Their work at Kiawah Island symbolized their bond. During one of the couple’s surveys of the property as the final nine holes were being laid out in 1991, Alice said: “Pete, I can’t see the ocean on this nine. I don’t want to just hear it, I want to see it.”
The fairways were raised several feet, which provided more than an upgraded view. Elevated fairways exposed the closing holes to seaside winds so fickle that they bedeviled the charging, or fading, tournament leaders. The gusts have become a hallmark of the endlessly memorable course.
The Dyes will be missed this week at the masterpiece they created, but their presence will be felt, even by those who were toddlers when the course made its debut.
Webb Simpson, who is ranked 10th in the world, did not make the cut at the 2012 P.G.A. Championship, but he left Kiawah Island forever impressed.
“I did not play well, but I didn’t blame the golf course,” Simpson, 35, said in an interview this month. “I loved Kiawah. I remember leaving in ’12 and thinking it was like a British Open course where you have to trust your lines over corners, over bushes, over marsh. There’s a 66 or an 80 out there every day for any golfer, which is exciting for a major.”
Keegan Bradley tied for third at the 2012 P.G.A. Championship, which was won by Rory McIlroy. Bradley, 34, believes the Ocean Course’s relatively rare appearance on the calendar of elite golf events is part of its appeal.
“It’s not a major championship venue that we go to every five years,” said Bradley, who won the 2011 P.G.A. Championship. “It’s become a special place for us to go.”
The Ocean Course was not always held in such regard.
Seated in matching white wicker chairs at their South Florida home during a 2011 interview, the Dyes recalled the course’s earliest days.

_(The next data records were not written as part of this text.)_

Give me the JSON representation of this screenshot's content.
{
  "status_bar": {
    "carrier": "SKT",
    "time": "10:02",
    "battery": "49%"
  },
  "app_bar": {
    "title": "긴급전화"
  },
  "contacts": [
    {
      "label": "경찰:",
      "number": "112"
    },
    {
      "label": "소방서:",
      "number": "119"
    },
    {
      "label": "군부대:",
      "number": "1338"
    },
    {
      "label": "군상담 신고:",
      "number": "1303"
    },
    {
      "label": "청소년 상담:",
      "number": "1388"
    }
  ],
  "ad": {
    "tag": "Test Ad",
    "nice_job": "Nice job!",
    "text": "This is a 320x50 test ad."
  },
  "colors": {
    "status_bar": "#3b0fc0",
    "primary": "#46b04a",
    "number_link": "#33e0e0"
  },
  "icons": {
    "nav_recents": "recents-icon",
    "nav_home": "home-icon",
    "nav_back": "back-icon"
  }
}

“I saw its future the moment I got there, even if there was nothing but myrtles and ugly bushes,” Pete said. He laughed. “Of course, the first time the P.G.A. folks saw the land they almost threw up.”
Then Hurricane Hugo blew through the southeastern United States in September 1989. Kiawah Island was declared a national disaster area. At a 1990 news conference for the 1991 Ryder Cup, Pete was asked where he planned to put the huge galleries of fans expected to attend.
“Galleries? How do I know?” Pete answered. “We don’t even have holes yet.”
Alice’s memory of the day was slightly different.
“You had a plan, Pete,” she said in 2011. “You just didn’t want to tell them yet.”
Alice and Pete later agreed that Hugo had oddly helped their project. It ruined the work already done on several holes, but the destruction gave the Dyes the opportunity to rebuild sand dunes and other natural elements to their liking. Flood lights were set up so work crews could put in 16-hour days to get the course ready in time.
The course revealed to the golf world ahead of the 1991 Ryder Cup was stunningly beautiful. Playing it was less than pleasant. David Feherty, a television commentator who was on the European Ryder Cup team that year, called the course “something from Mars.”
The competition, won by the American side after three exhilarating days, became the most famous Ryder Cup, in part because of the treachery of the finishing holes at the Ocean Course. The television ratings for the event eclipsed those of that weekend’s N.F.L. games, a first for any golf competition.
The Dyes’ creation at Kiawah Island immediately climbed near the top of the rankings of America’s best courses.
But it was always impossible for the Dyes to choose a favorite among the more than 100 golf courses they designed.
“We think of them like our children,” Alice said, “not pieces of history.”
This week, the Ocean Course, after nine years on the sidelines of major championship golf, will take another turn in the spotlight. And with it will come another chance to appreciate the brilliance of Pete and Alice Dye, a golf team like no other.